Chair Andrea Lucas wants to return the Equal Employment Opportunity Commission to its roots in the civil rights movement, after previous chairs ignored discrimination that didn’t advance a diversity, equity, and inclusion agenda, she says.

“My goal is complete and absolute reform of the agency to go back to principles that were good and right in the early part of the civil rights movement,” Lucas, President Donald Trump’s appointee to the commission, told The Daily Signal.

The EEOC is an executive branch agency created by Congress through Title VII of the Civil Rights Act of 1964.

While recent chairs have treated the agency as unaccountable to the president, according to Lucas, both the EEOC’s Office of Legal Counsel and the Department of Justice have repeatedly recognized the commission as part of the executive branch.

Lucas described previous chairs as “hypocritical” for governing as if the commission has a will of its own.

“For decades, since the late ’70s when we retained authority over the Age Discrimination Employment Act, it’s been very clear that we are an executive branch agency,” she said. “[Previous chairs] haven’t wanted to message that, but that’s been the reality, so I would say that my view is consistent with decades of precedent.”

Lucas’ return to precedent has sparked criticism from the old guard who accuse her politicization of the agency. 

“What we are seeing now is a real politicization of the priorities of the agency, and a disregard for the law,” former Commissioner and Chair Jenny Yang told The New York Times.

But Lucas says Democrats have politicized the agency for years, and now it’s time for conservatives to enforce their vision of civil rights law. 

“Democrats have done whatever they liked with the agency over the various decades, but it can’t be that only Democrats get to have policy positions or enforcement positions or policy priorities,” she said. “The American people elected the president, and we are an executive branch agency and we are going to be responsive to that.”

“When a Democrat is in power, they will do with the agency as they will, but right now we have a Republican president,” she said, “and we’re gonna execute his priorities.”

For example, the commission is now investigating allegations of discrimination against white males, a demographic Lucas says it typically “left behind” in previous civil rights conversations.

“Are you a white male who has experienced discrimination at work based on your race or sex?

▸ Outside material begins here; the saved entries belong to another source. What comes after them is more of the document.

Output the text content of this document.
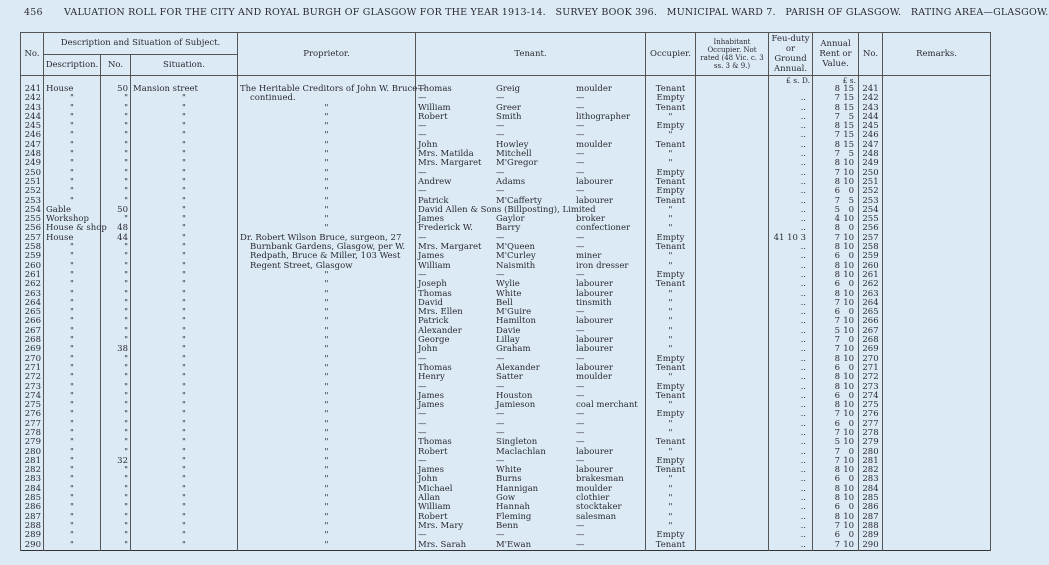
456 VALUATION ROLL FOR THE CITY AND ROYAL BURGH OF GLASGOW FOR THE YEAR 1913-14.   SURVEY BOOK 396.   MUNICIPAL WARD 7.   PARISH OF GLASGOW.   RATING AREA—GLASGOW.
No.	Description and Situation of Subject.			Proprietor.	Tenant.	Occupier.	Inhabitant Occupier. Not rated (48 Vic. c. 3 ss. 3 & 9.)	Feu-duty or Ground Annual.	Annual Rent or Value.	No.	Remarks.
	Description.	No.	Situation.								
								£ s. D.	£ s.		
241	House	50	Mansion street	The Heritable Creditors of John W. Bruce—	Thomas Greig moulder	Tenant			8 15	241	
242	"	"	"	continued.	— — —	Empty		..	7 15	242	
243	"	"	"	"	William Greer —	Tenant		..	8 15	243	
244	"	"	"	"	Robert Smith lithographer	"		..	7 5	244	
245	"	"	"	"	— — —	Empty		..	8 15	245	
246	"	"	"	"	— — —	"		..	7 15	246	
247	"	"	"	"	John Howley moulder	Tenant		..	8 15	247	
248	"	"	"	"	Mrs. Matilda Mitchell —	"		..	7 5	248	
249	"	"	"	"	Mrs. Margaret M'Gregor —	"		..	8 10	249	
250	"	"	"	"	— — —	Empty		..	7 10	250	
251	"	"	"	"	Andrew Adams labourer	Tenant		..	8 10	251	
252	"	"	"	"	— — —	Empty		..	6 0	252	
253	"	"	"	"	Patrick M'Cafferty labourer	Tenant		..	7 5	253	
254	Gable	50	"	"	David Allen & Sons (Billposting), Limited	"		..	5 0	254	
255	Workshop	"	"	"	James Gaylor broker	"		..	4 10	255	
256	House & shop	48	"	"	Frederick W. Barry confectioner	"		..	8 0	256	
257	House	44	"	Dr. Robert Wilson Bruce, surgeon, 27	— — —	Empty		41 10 3	7 10	257	
258	"	"	"	Burnbank Gardens, Glasgow, per W.	Mrs. Margaret M'Queen —	Tenant		..	8 10	258	
259	"	"	"	Redpath, Bruce & Miller, 103 West	James M'Curley miner	"		..	6 0	259	
260	"	"	"	Regent Street, Glasgow	William Naismith iron dresser	"		..	8 10	260	
261	"	"	"	"	— — —	Empty		..	8 10	261	
262	"	"	"	"	Joseph Wylie labourer	Tenant		..	6 0	262	
263	"	"	"	"	Thomas White labourer	"		..	8 10	263	
264	"	"	"	"	David Bell tinsmith	"		..	7 10	264	
265	"	"	"	"	Mrs. Ellen M'Guire —	"		..	6 0	265	
266	"	"	"	"	Patrick Hamilton labourer	"		..	7 10	266	
267	"	"	"	"	Alexander Davie —	"		..	5 10	267	
268	"	"	"	"	George Lillay labourer	"		..	7 0	268	
269	"	38	"	"	John Graham labourer	"		..	7 10	269	
270	"	"	"	"	— — —	Empty		..	8 10	270	
271	"	"	"	"	Thomas Alexander labourer	Tenant		..	6 0	271	
272	"	"	"	"	Henry Satter moulder	"		..	8 10	272	
273	"	"	"	"	— — —	Empty		..	8 10	273	
274	"	"	"	"	James Houston —	Tenant		..	6 0	274	
275	"	"	"	"	James Jamieson coal merchant	"		..	8 10	275	
276	"	"	"	"	— — —	Empty		..	7 10	276	
277	"	"	"	"	— — —	"		..	6 0	277	
278	"	"	"	"	— — —	"		..	7 10	278	
279	"	"	"	"	Thomas Singleton —	Tenant		..	5 10	279	
280	"	"	"	"	Robert Maclachlan labourer	"		..	7 0	280	
281	"	32	"	"	— — —	Empty		..	7 10	281	
282	"	"	"	"	James White labourer	Tenant		..	8 10	282	
283	"	"	"	"	John Burns brakesman	"		..	6 0	283	
284	"	"	"	"	Michael Hannigan moulder	"		..	8 10	284	
285	"	"	"	"	Allan Gow clothier	"		..	8 10	285	
286	"	"	"	"	William Hannah stocktaker	"		..	6 0	286	
287	"	"	"	"	Robert Fleming salesman	"		..	8 10	287	
288	"	"	"	"	Mrs. Mary Benn —	"		..	7 10	288	
289	"	"	"	"	— — —	Empty		..	6 0	289	
290	"	"	"	"	Mrs. Sarah M'Ewan —	Tenant		..	7 10	290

You may have a claim to recover money under federal civil rights laws,” Lucas said in a December video.

Chairs in recent decades have misinterpreted anti-discrimination law, acting like it only applies to certain groups, Lucas says, but the law is colorblind.

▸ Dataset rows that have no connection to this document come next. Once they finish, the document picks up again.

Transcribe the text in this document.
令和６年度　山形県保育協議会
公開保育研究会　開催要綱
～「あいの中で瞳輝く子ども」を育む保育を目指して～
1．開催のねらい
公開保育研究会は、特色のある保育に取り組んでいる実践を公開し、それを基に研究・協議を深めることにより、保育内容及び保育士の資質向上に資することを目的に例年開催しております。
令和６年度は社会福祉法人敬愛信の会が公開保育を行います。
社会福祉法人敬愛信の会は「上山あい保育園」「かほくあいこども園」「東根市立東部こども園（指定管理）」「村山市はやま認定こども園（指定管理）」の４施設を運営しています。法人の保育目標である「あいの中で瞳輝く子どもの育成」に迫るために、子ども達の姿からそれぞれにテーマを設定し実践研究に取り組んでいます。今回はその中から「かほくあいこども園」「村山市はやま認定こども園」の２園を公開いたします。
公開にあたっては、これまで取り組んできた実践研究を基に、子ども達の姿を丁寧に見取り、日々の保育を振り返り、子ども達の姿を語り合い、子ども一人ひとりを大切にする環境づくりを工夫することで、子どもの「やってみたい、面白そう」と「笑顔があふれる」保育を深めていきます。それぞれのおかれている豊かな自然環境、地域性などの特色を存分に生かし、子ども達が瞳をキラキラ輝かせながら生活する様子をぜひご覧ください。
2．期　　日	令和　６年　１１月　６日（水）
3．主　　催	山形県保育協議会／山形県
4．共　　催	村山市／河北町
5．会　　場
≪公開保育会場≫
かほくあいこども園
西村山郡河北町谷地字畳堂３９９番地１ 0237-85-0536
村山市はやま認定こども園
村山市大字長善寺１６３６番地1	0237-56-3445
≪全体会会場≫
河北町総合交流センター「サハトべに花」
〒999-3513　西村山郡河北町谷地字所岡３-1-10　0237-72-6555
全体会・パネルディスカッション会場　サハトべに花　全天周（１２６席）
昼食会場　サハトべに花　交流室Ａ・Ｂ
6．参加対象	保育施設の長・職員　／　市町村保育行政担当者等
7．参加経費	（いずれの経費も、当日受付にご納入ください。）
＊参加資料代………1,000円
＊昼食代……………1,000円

“It’s always been group neutral,” she said. “It’s always applied to white men as well as every other iteration of sex and race.”

Lucas believes there’s no good kind of discrimination. The idea that present and future discrimination remedy the past is an “ugly view of the world” that Lucas says she doesn’t want for her two young daughters.

“Our view is a better, more moral one, one that says that people are created equal, and there’s no good form of discrimination,” she said. “We’re not just gonna pick and choose winners and losers related to race discrimination. We’re gonna say every form of race discrimination is wrong.”

Lucas put this view into action on Wednesday, filing a subpoena enforcement action that required Nike to produce information related to allegations that the company discriminated against white workers. This is one of the first public actions Trump’s commission has taken in DEI-related discrimination cases.

The commission is hoping to send a message that civil rights are for everyone, Lucas said.

“There’s no diversity carve-out to discrimination law,” she said. “It doesn’t matter how you label something, the words DEI don’t make something magically ‘good.’ There’s no good form of race discrimination. It’s always wrong, and we’re committed to robust enforcement of those laws under our leadership.”